A dicotomia entre os dois contextos é apontada por Elaine como o principal motivo pelo qual, segundo ela, não houve muitas mudanças em sua vida religiosa após o ingresso na universidade. De acordo com Elaine, pra quem ingressa na universidade a mudança é inevitável, mas a dicotomização dos dois contextos ameniza os efeitos de um ambiente sobre o outro. Nesse ponto ela reconhece seu próprio êxito: “eu sei dividir bem, porque é como se pra mim aqui fosse a parte mais, vamos dizer assim, teórica, a parte mais científica, mas que se complementa tanto a fé que eu acredito quanto a ciência, vamos dizer assim. Complementa, mas a parte que discorda eu não levo pra mim, nem pra igreja, nem pra minha fé não”.

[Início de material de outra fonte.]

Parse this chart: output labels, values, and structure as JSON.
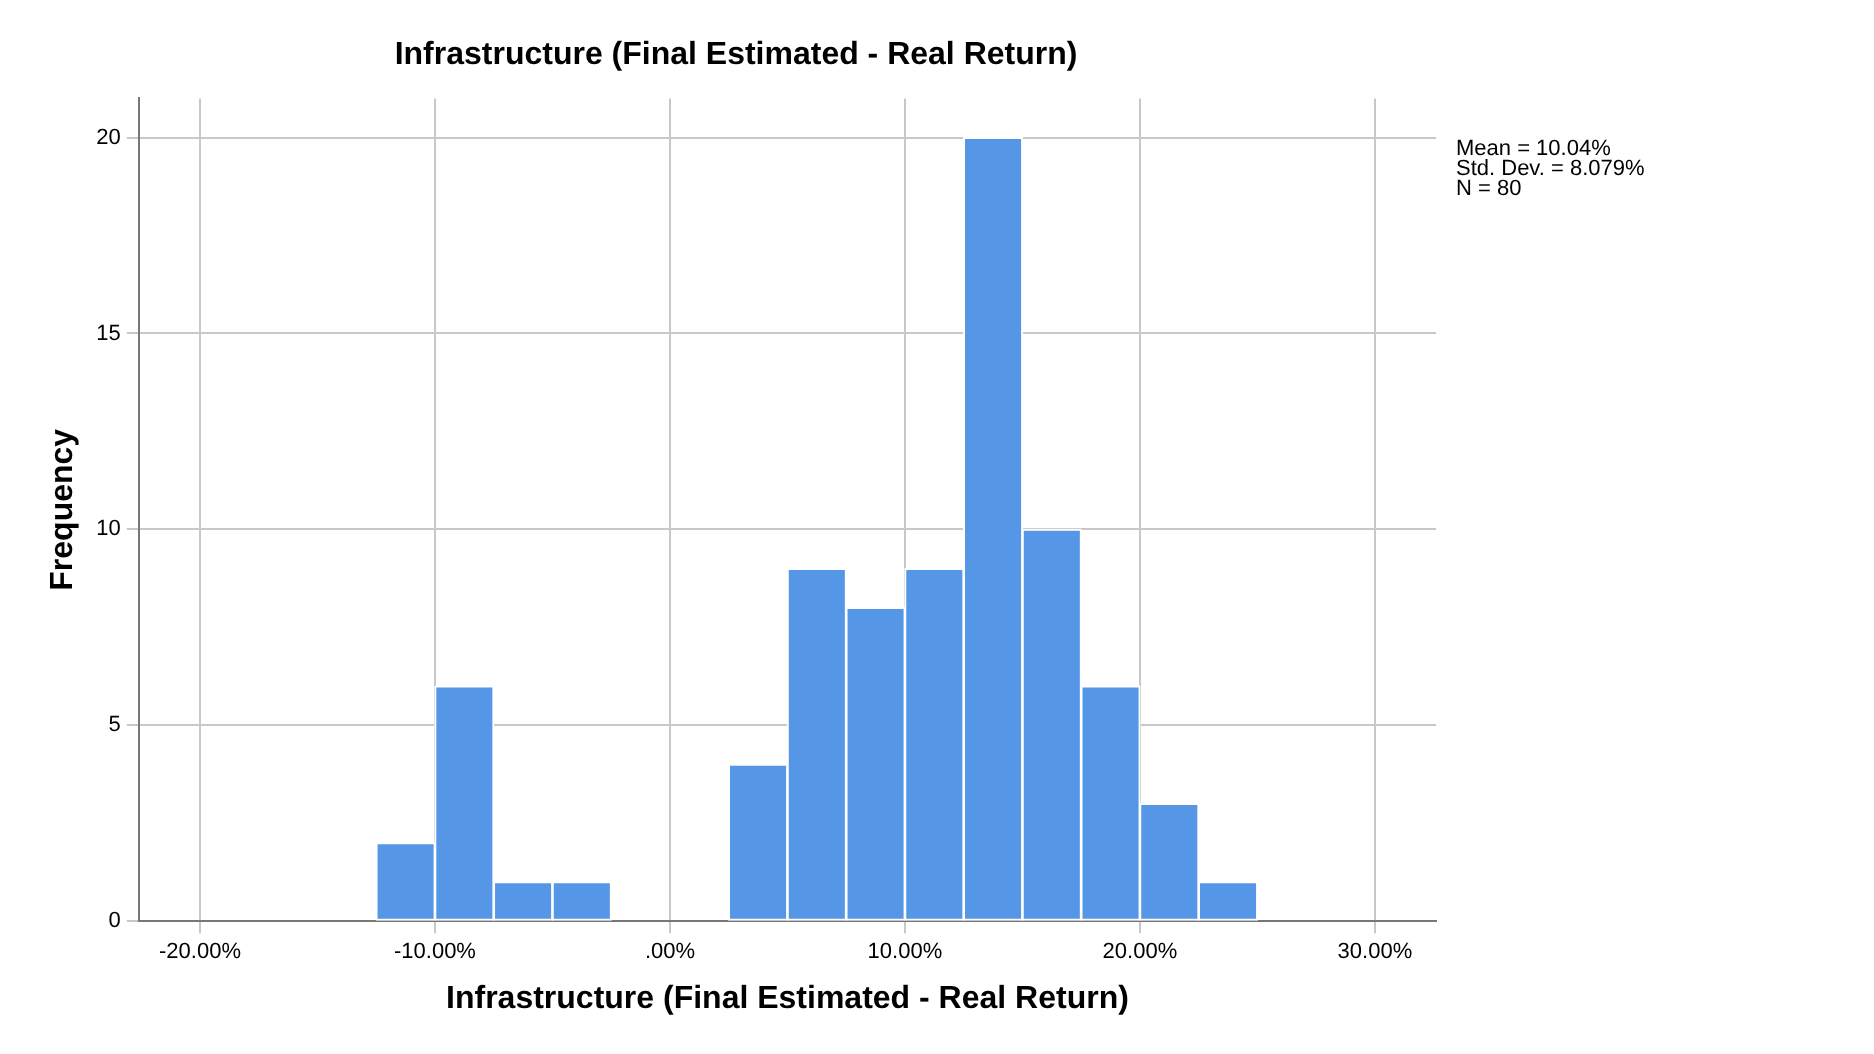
{
  "chart_data": {
    "type": "histogram",
    "title": "Infrastructure (Final Estimated - Real Return)",
    "xlabel": "Infrastructure (Final Estimated - Real Return)",
    "ylabel": "Frequency",
    "bins": [
      -12.5,
      -10,
      -7.5,
      -5,
      -2.5,
      0,
      2.5,
      5,
      7.5,
      10,
      12.5,
      15,
      17.5,
      20,
      22.5,
      25
    ],
    "values": [
      2,
      6,
      1,
      1,
      0,
      0,
      4,
      9,
      8,
      9,
      20,
      10,
      6,
      3,
      1
    ],
    "color": "#5596e6",
    "xlim": [
      -22.6,
      32.6
    ],
    "xticks": [
      {
        "value": -20,
        "label": "-20.00%"
      },
      {
        "value": -10,
        "label": "-10.00%"
      },
      {
        "value": 0,
        "label": ".00%"
      },
      {
        "value": 10,
        "label": "10.00%"
      },
      {
        "value": 20,
        "label": "20.00%"
      },
      {
        "value": 30,
        "label": "30.00%"
      }
    ],
    "ylim": [
      0,
      21
    ],
    "yticks": [
      0,
      5,
      10,
      15,
      20
    ],
    "grid": true,
    "legend": false,
    "annotations": [
      "Mean = 10.04%",
      "Std. Dev. = 8.079%",
      "N = 80"
    ]
  }
}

5.1.4. RECAPTULAÇÃO DOS PONTOS DE ANÁLISE

A análise das entrevistas realizadas com Elaine Costa permitiu ressaltar os seguintes pontos:

1) A família de Elaine mostra a heterogeneidade que marca a influência disposicional de algumas crianças desde a primeira socialização. Longe de ser uma família “tradicional”, sua socialização primária foi, sobretudo, em convívio com seus avós. Seu pai é uma figura quase apagada em sua experiência, sua mãe casou e levou o

padrasto para a casa e seu irmão é fruto de outro relacionamento da mãe de Elaine, antes de casar-se com o padrasto.

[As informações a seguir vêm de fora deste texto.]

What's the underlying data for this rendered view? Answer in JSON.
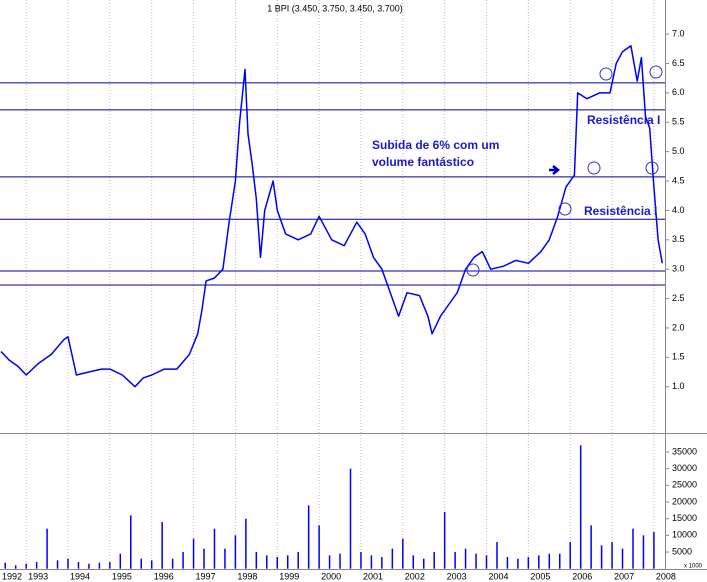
{
  "chart_data": [
    {
      "type": "line",
      "title": "1 BPI (3.450, 3.750, 3.450, 3.700)",
      "color": "#0000ff",
      "x": [
        1992.4,
        1992.6,
        1992.8,
        1993.0,
        1993.3,
        1993.6,
        1993.9,
        1994.0,
        1994.2,
        1994.5,
        1994.8,
        1995.0,
        1995.3,
        1995.6,
        1995.8,
        1996.0,
        1996.3,
        1996.6,
        1996.9,
        1997.1,
        1997.2,
        1997.3,
        1997.5,
        1997.7,
        1997.85,
        1998.0,
        1998.1,
        1998.23,
        1998.3,
        1998.4,
        1998.5,
        1998.6,
        1998.7,
        1998.9,
        1999.0,
        1999.2,
        1999.5,
        1999.8,
        2000.0,
        2000.3,
        2000.6,
        2000.9,
        2001.1,
        2001.3,
        2001.5,
        2001.7,
        2001.9,
        2002.1,
        2002.4,
        2002.6,
        2002.7,
        2002.9,
        2003.1,
        2003.3,
        2003.5,
        2003.7,
        2003.9,
        2004.1,
        2004.4,
        2004.7,
        2005.0,
        2005.3,
        2005.5,
        2005.7,
        2005.9,
        2006.1,
        2006.18,
        2006.4,
        2006.7,
        2006.95,
        2007.1,
        2007.25,
        2007.45,
        2007.6,
        2007.7,
        2007.8,
        2007.9,
        2008.0,
        2008.1,
        2008.2
      ],
      "values": [
        1.6,
        1.45,
        1.35,
        1.2,
        1.4,
        1.55,
        1.8,
        1.85,
        1.2,
        1.25,
        1.3,
        1.3,
        1.2,
        1.0,
        1.15,
        1.2,
        1.3,
        1.3,
        1.55,
        1.9,
        2.3,
        2.8,
        2.85,
        3.0,
        3.8,
        4.5,
        5.5,
        6.4,
        5.3,
        4.8,
        4.2,
        3.2,
        4.0,
        4.5,
        4.0,
        3.6,
        3.5,
        3.6,
        3.9,
        3.5,
        3.4,
        3.8,
        3.6,
        3.2,
        3.0,
        2.6,
        2.2,
        2.6,
        2.55,
        2.2,
        1.9,
        2.2,
        2.4,
        2.6,
        3.0,
        3.2,
        3.3,
        3.0,
        3.05,
        3.15,
        3.1,
        3.3,
        3.5,
        3.9,
        4.4,
        4.6,
        6.0,
        5.9,
        6.0,
        6.0,
        6.5,
        6.7,
        6.8,
        6.2,
        6.6,
        5.6,
        5.4,
        4.4,
        3.5,
        3.1
      ],
      "xlim": [
        1992.375,
        2008.265
      ],
      "ylim": [
        0.23,
        7.58
      ],
      "yticks": [
        {
          "value": 1,
          "label": "1.0"
        },
        1.5,
        {
          "value": 2,
          "label": "2.0"
        },
        2.5,
        {
          "value": 3,
          "label": "3.0"
        },
        3.5,
        {
          "value": 4,
          "label": "4.0"
        },
        4.5,
        {
          "value": 5,
          "label": "5.0"
        },
        5.5,
        {
          "value": 6,
          "label": "6.0"
        },
        6.5,
        {
          "value": 7,
          "label": "7.0"
        }
      ],
      "hlines": [
        6.17,
        5.71,
        4.57,
        3.85,
        2.97,
        2.73
      ],
      "hline_color": "#000099",
      "annotations": [
        "Subida de 6%  com um",
        "volume fantástico",
        "Resistência I",
        "Resistência I"
      ]
    },
    {
      "type": "bar",
      "color": "#0000ff",
      "y_label": "x 1000",
      "x": [
        1992.5,
        1992.75,
        1993.0,
        1993.25,
        1993.5,
        1993.75,
        1994.0,
        1994.25,
        1994.5,
        1994.75,
        1995.0,
        1995.25,
        1995.5,
        1995.75,
        1996.0,
        1996.25,
        1996.5,
        1996.75,
        1997.0,
        1997.25,
        1997.5,
        1997.75,
        1998.0,
        1998.25,
        1998.5,
        1998.75,
        1999.0,
        1999.25,
        1999.5,
        1999.75,
        2000.0,
        2000.25,
        2000.5,
        2000.75,
        2001.0,
        2001.25,
        2001.5,
        2001.75,
        2002.0,
        2002.25,
        2002.5,
        2002.75,
        2003.0,
        2003.25,
        2003.5,
        2003.75,
        2004.0,
        2004.25,
        2004.5,
        2004.75,
        2005.0,
        2005.25,
        2005.5,
        2005.75,
        2006.0,
        2006.25,
        2006.5,
        2006.75,
        2007.0,
        2007.25,
        2007.5,
        2007.75,
        2008.0
      ],
      "values": [
        1800,
        1000,
        1500,
        2000,
        12000,
        2500,
        3000,
        2000,
        1500,
        1800,
        2000,
        4500,
        16000,
        3000,
        2500,
        14000,
        3000,
        5000,
        9000,
        6000,
        12000,
        6000,
        10000,
        15000,
        5000,
        4000,
        3500,
        4000,
        5000,
        19000,
        13000,
        4000,
        4500,
        30000,
        5000,
        4000,
        3500,
        6000,
        9000,
        4000,
        3000,
        5000,
        17000,
        5000,
        6000,
        4500,
        4000,
        8000,
        3500,
        3000,
        3500,
        4000,
        4500,
        4500,
        8000,
        37000,
        13000,
        7000,
        8000,
        6000,
        12000,
        10000,
        11000
      ],
      "xlim": [
        1992.375,
        2008.265
      ],
      "ylim": [
        0,
        39800
      ],
      "yticks": [
        5000,
        10000,
        15000,
        20000,
        25000,
        30000,
        35000
      ],
      "xticks": [
        1992,
        1993,
        1994,
        1995,
        1996,
        1997,
        1998,
        1999,
        2000,
        2001,
        2002,
        2003,
        2004,
        2005,
        2006,
        2007,
        2008
      ]
    }
  ]
}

2) Percebe-se como um problema psicológico levou-a a inserir-se na comunidade religiosa e como esta interferiu significativamente em seu patrimônio disposicional, sobretudo, fortalecendo sua disposição para o ascetismo.

3) A apetência da disposição ao exercício de práticas religiosas: como à medida que Elaine foi migrando de igreja as exigências eclesiásticas foram aumentando e como a disposição não apenas tornou-se rotina, mas está envolvida de forte apetência. Ela gosta de participar das programações da igreja, gosta de trabalhar com os jovens e sempre está se envolvendo com o serviço eclesiástico.

4) Os desafios do novo contexto: para pessoas que foram socializadas em um ambiente marcado pelo isolamento e por diversas restrições, como o pentecostalismo, os dois primeiros desafios descritos por Elaine são surpreendentes, pois desafiam pontos fulcrais da estrutura pentecostal. Percebe-se como ela saiu da condição de ascetismo extramundano e passou a se relacionar com todas as pessoas, independente da fé, orientação sexual, ou qualquer outro fator de distinção, apesar da divergência de opinião.

5) Influência da racionalidade acadêmica. Assim como outros entrevistados, Elaine tem sido afetada de segunda a sexta com uma nova forma de compartilhar o conhecimento, pelo discurso coerente e com baixo grau de emocionalismo, portando, ao voltar para a igreja, ela resiste ao discurso emotivo dos pregadores pentecostais e evita as reuniões em que tais manifestações emotivas são mais frequentes.

6) Dicotomia entre os dois contextos: o medo de relacionar dois contextos tão peculiares faz com que Elaine tente separá-los ao máximo em sua experiência, porém, como ficou claro na seção anterior, essa separação nunca é perfeita e marcas ligadas a um contexto são visíveis em outro.